2018年10月29日 20時00分 ニュース, 社会, 防災

江戸時代末期の安政の大地震による津波から村人を救ったとされる故事にちなんだ「稲むらの火祭り」が、昨夜(10/28)、広川町で開かれ、今年は、海外の高校生も参加し、火のついたたいまつを持って練り歩きました。

今年は海外の高校生も参加

「稲むらの火祭り」は、1854年の安政の南海地震で津波が発生した際、稲わらに火をつけて村人を高台に避難させ、命を救ったとされる広川町出身の偉人、濱口梧陵(はまぐち・ごりょう)の功績を後世に伝えるとともに、防災意識を高めようと、地元の有志でつくる稲むらの火祭り実行委員会が毎年、主催しているもので、今年で16回目でした。

稲むらの火を暗唱する広小学校5年生

午後5時から広川町役場前で行われた式典では、広川町立広小学校の5年生が、「稲むらの火」を朗読した後、濱口梧陵の末裔でヤマサ醤油会長の濱口道雄(はまぐち・みちお)さんらが、稲むらの火からかがり火をつくると、そのかがり火から火をもらった地元の人たちとともに、今月31日から和歌山市で始まる「世界津波の日高校生サミット」に参加する海外47か国の高校生およそ250人もたいまつに火をつけて手に持ち、広川町役場前から広八幡神社までおよそ2キロを練り歩きました。

採火する濱口氏(中央)ら

たいまつに火をつけて出発

ブラジルの男子高校生とインドネシアの女子高校生は、「とてもきれいで、これまでに見たことのない独特の行事」「日本人ではないけど、この祭りに参加できて祭りの大切さも分かってよかったです」と感激した様子で話していました。

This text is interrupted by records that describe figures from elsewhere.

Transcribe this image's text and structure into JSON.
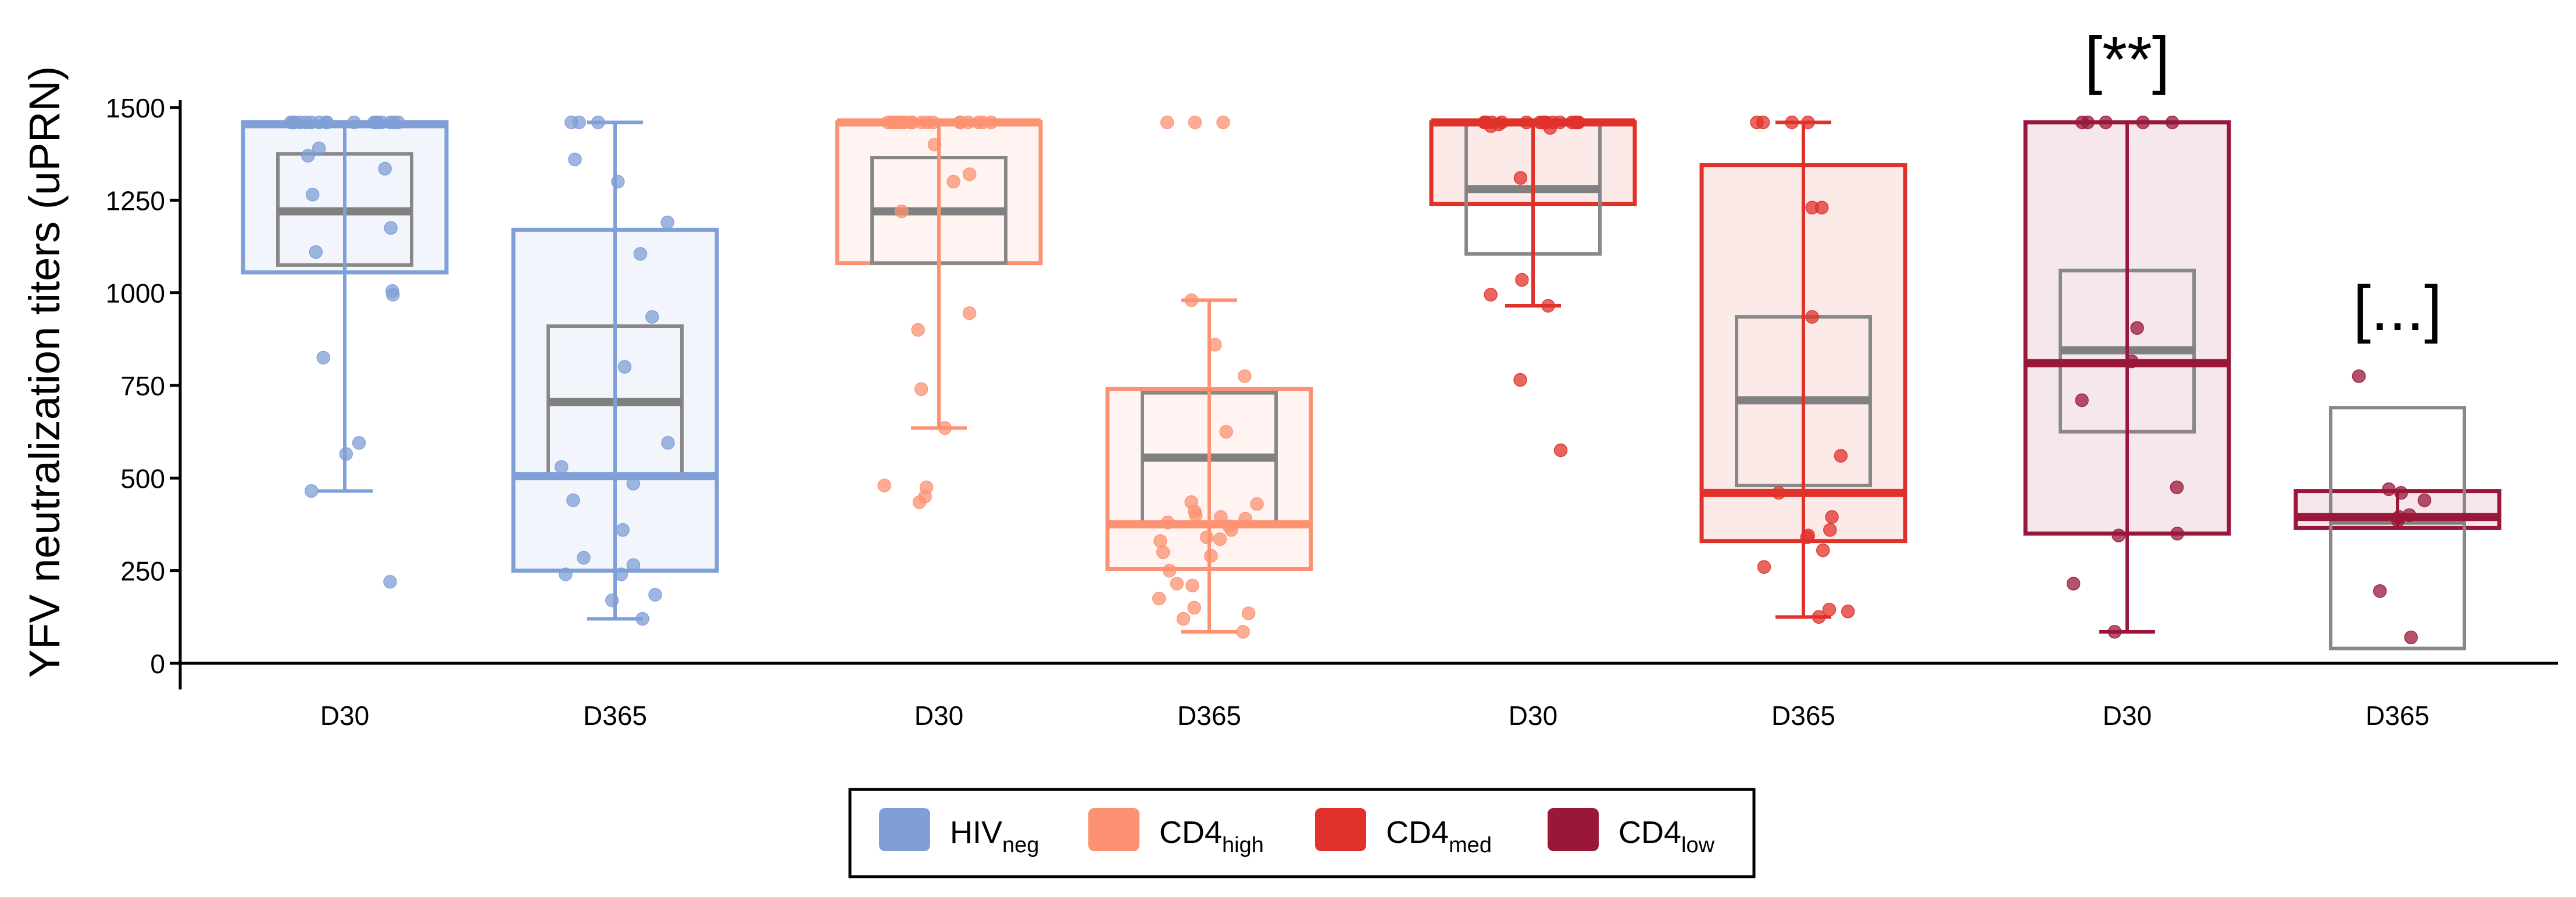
{
  "chart_data": {
    "type": "boxplot",
    "title": "",
    "ylabel": "YFV neutralization titers (uPRN)",
    "xlabel": "",
    "ylim": [
      -50,
      1550
    ],
    "y_ticks": [
      0,
      250,
      500,
      750,
      1000,
      1250,
      1500
    ],
    "y_tick_labels": [
      "0",
      "250",
      "500",
      "750",
      "1000",
      "1250",
      "1500"
    ],
    "legend": {
      "position": "bottom-center",
      "entries": [
        {
          "group": "HIVneg",
          "base": "HIV",
          "sub": "neg",
          "color": "#7f9fd6"
        },
        {
          "group": "CD4high",
          "base": "CD4",
          "sub": "high",
          "color": "#fc9272"
        },
        {
          "group": "CD4med",
          "base": "CD4",
          "sub": "med",
          "color": "#e0312b"
        },
        {
          "group": "CD4low",
          "base": "CD4",
          "sub": "low",
          "color": "#99183a"
        }
      ]
    },
    "annotations": [
      {
        "group": "CD4low",
        "timepoint": "D30",
        "text": "[**]"
      },
      {
        "group": "CD4low",
        "timepoint": "D365",
        "text": "[...]"
      }
    ],
    "boxes": [
      {
        "group": "HIVneg",
        "timepoint": "D30",
        "label": "D30",
        "q1": 1055,
        "median": 1455,
        "q3": 1460,
        "whisker_low": 465,
        "whisker_high": 1460,
        "inner": {
          "q1": 1075,
          "median": 1220,
          "q3": 1375
        },
        "points": [
          1460,
          1460,
          1460,
          1460,
          1460,
          1460,
          1460,
          1460,
          1460,
          1460,
          1460,
          1460,
          1460,
          1460,
          1460,
          1460,
          1460,
          1460,
          1390,
          1370,
          1335,
          1265,
          1175,
          1110,
          1005,
          995,
          825,
          595,
          565,
          465,
          220
        ]
      },
      {
        "group": "HIVneg",
        "timepoint": "D365",
        "label": "D365",
        "q1": 250,
        "median": 505,
        "q3": 1170,
        "whisker_low": 120,
        "whisker_high": 1460,
        "inner": {
          "q1": 505,
          "median": 705,
          "q3": 910
        },
        "points": [
          1460,
          1460,
          1460,
          1360,
          1300,
          1190,
          1105,
          935,
          800,
          595,
          530,
          485,
          440,
          360,
          285,
          265,
          240,
          240,
          185,
          170,
          120
        ]
      },
      {
        "group": "CD4high",
        "timepoint": "D30",
        "label": "D30",
        "q1": 1080,
        "median": 1460,
        "q3": 1460,
        "whisker_low": 635,
        "whisker_high": 1460,
        "inner": {
          "q1": 1080,
          "median": 1220,
          "q3": 1365
        },
        "points": [
          1460,
          1460,
          1460,
          1460,
          1460,
          1460,
          1460,
          1460,
          1460,
          1460,
          1460,
          1460,
          1460,
          1460,
          1460,
          1460,
          1460,
          1460,
          1400,
          1320,
          1300,
          1220,
          945,
          900,
          740,
          635,
          480,
          475,
          450,
          435
        ]
      },
      {
        "group": "CD4high",
        "timepoint": "D365",
        "label": "D365",
        "q1": 255,
        "median": 375,
        "q3": 740,
        "whisker_low": 85,
        "whisker_high": 980,
        "inner": {
          "q1": 375,
          "median": 555,
          "q3": 730
        },
        "points": [
          1460,
          1460,
          1460,
          980,
          860,
          775,
          625,
          435,
          430,
          410,
          400,
          395,
          390,
          380,
          370,
          360,
          340,
          335,
          330,
          300,
          290,
          250,
          215,
          210,
          175,
          150,
          135,
          120,
          85
        ]
      },
      {
        "group": "CD4med",
        "timepoint": "D30",
        "label": "D30",
        "q1": 1240,
        "median": 1460,
        "q3": 1460,
        "whisker_low": 965,
        "whisker_high": 1460,
        "inner": {
          "q1": 1105,
          "median": 1280,
          "q3": 1460
        },
        "points": [
          1460,
          1460,
          1460,
          1460,
          1460,
          1460,
          1460,
          1460,
          1460,
          1460,
          1460,
          1460,
          1460,
          1460,
          1460,
          1460,
          1455,
          1450,
          1445,
          1310,
          1035,
          995,
          965,
          765,
          575
        ]
      },
      {
        "group": "CD4med",
        "timepoint": "D365",
        "label": "D365",
        "q1": 330,
        "median": 460,
        "q3": 1345,
        "whisker_low": 125,
        "whisker_high": 1460,
        "inner": {
          "q1": 480,
          "median": 710,
          "q3": 935
        },
        "points": [
          1460,
          1460,
          1460,
          1460,
          1230,
          1230,
          935,
          560,
          460,
          395,
          360,
          345,
          340,
          305,
          260,
          145,
          140,
          125
        ]
      },
      {
        "group": "CD4low",
        "timepoint": "D30",
        "label": "D30",
        "q1": 350,
        "median": 810,
        "q3": 1460,
        "whisker_low": 85,
        "whisker_high": 1460,
        "inner": {
          "q1": 625,
          "median": 845,
          "q3": 1060
        },
        "points": [
          1460,
          1460,
          1460,
          1460,
          1460,
          905,
          815,
          710,
          475,
          350,
          345,
          215,
          85
        ]
      },
      {
        "group": "CD4low",
        "timepoint": "D365",
        "label": "D365",
        "q1": 365,
        "median": 395,
        "q3": 465,
        "whisker_low": 365,
        "whisker_high": 465,
        "inner": {
          "q1": 40,
          "median": 385,
          "q3": 690
        },
        "points": [
          775,
          470,
          460,
          440,
          400,
          395,
          385,
          195,
          70
        ]
      }
    ]
  }
}
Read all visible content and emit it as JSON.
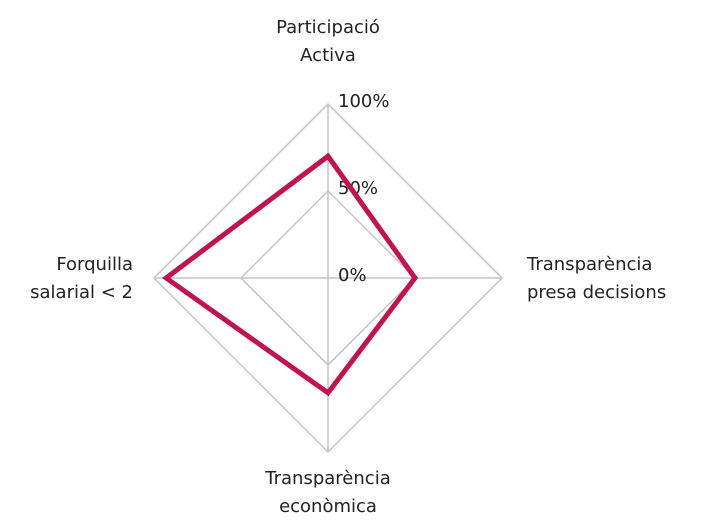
{
  "chart_data": {
    "type": "radar",
    "categories": [
      "Participació Activa",
      "Transparència presa decisions",
      "Transparència econòmica",
      "Forquilla salarial < 2"
    ],
    "series": [
      {
        "color": "#c0134f",
        "values": [
          70,
          50,
          66,
          93
        ]
      }
    ],
    "ylim": [
      0,
      100
    ],
    "yticks": [
      {
        "value": 0,
        "label": "0%"
      },
      {
        "value": 50,
        "label": "50%"
      },
      {
        "value": 100,
        "label": "100%"
      }
    ],
    "grid": true
  }
}
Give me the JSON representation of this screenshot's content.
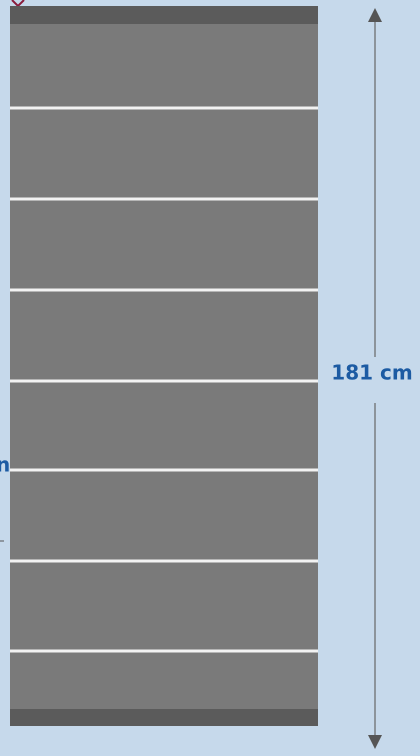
{
  "dimension": {
    "label": "181 cm"
  },
  "side_label": "n"
}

海外の高校生と一緒にサミットに参加する予定の県立耐久高校2年の生徒は、「たいまつは重かったですが、とても楽しかったです。海外の高校生と少ししゃべりましたが、自分の英語が伝わったので、うれしかったです」「地元は湯浅町なので初めて参加しましたが、普段体験できないことで、びっくりしました。サミット本番に向けて緊張していますが、発表の練習をしてきたので、楽しみたいと思います」と話していました。

暗闇の中をたいまつの行列が続く

「世界津波の日高校生サミット」は、今月31日と来月1日の2日間、和歌山市手平の和歌山ビッグホエールで開かれます。